Berkshire sold half its stake in Johnson & Johnson and shaved about 10% of its position in Procter & Gamble, which ultimately had a larger impact on the conviction levels for these names than the sales done by the other managers in the Investment Manager Roster. Despite the heavier influence Berkshire's transactions had on these two names, we decided to keep them on the list because they were, in the end, higher conviction sales.

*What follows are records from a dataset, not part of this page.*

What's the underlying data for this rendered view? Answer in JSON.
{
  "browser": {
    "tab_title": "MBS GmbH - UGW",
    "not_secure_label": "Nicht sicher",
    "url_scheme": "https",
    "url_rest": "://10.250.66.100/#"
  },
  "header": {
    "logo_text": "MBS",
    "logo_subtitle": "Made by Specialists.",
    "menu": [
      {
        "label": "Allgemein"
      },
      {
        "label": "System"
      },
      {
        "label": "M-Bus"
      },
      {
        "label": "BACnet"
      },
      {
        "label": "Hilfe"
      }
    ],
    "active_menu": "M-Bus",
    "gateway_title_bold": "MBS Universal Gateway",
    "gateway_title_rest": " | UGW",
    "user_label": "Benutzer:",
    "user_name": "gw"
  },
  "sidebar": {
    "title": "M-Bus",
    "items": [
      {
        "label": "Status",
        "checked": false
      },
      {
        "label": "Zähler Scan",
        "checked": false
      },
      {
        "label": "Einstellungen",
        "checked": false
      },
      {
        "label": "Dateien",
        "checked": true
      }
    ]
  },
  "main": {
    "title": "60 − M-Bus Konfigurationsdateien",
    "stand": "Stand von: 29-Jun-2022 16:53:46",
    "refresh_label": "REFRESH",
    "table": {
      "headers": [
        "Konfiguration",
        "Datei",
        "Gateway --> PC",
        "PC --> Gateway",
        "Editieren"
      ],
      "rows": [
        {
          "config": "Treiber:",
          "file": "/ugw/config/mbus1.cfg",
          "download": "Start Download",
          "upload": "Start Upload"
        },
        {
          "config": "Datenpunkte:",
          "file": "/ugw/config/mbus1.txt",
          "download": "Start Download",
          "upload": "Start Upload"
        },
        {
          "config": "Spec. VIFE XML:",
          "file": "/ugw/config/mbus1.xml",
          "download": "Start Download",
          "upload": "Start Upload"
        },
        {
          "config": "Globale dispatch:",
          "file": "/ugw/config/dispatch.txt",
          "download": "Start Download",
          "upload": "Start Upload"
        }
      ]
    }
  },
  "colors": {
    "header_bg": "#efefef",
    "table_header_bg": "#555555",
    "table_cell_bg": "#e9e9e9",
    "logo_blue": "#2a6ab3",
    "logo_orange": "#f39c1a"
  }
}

It is also interesting to note that both of these names are the only ones on the list of Ultimate Stock-Investors' Top Sales that continue to garner 5-star ratings from our analysts. This may be one of those rare instances when stocks showing up on the list of top sales turn out to be ones we should consider purchasing, but we wouldn't have known that had we not dug deeper into the details and found out what was behind the high level of conviction in these sales. 

Disclosure: Greggory Warren, CFA, has a position in the following securities mentioned above: Avon Products AVP, Johnson & Johnson JNJ, and Procter & Gamble PG.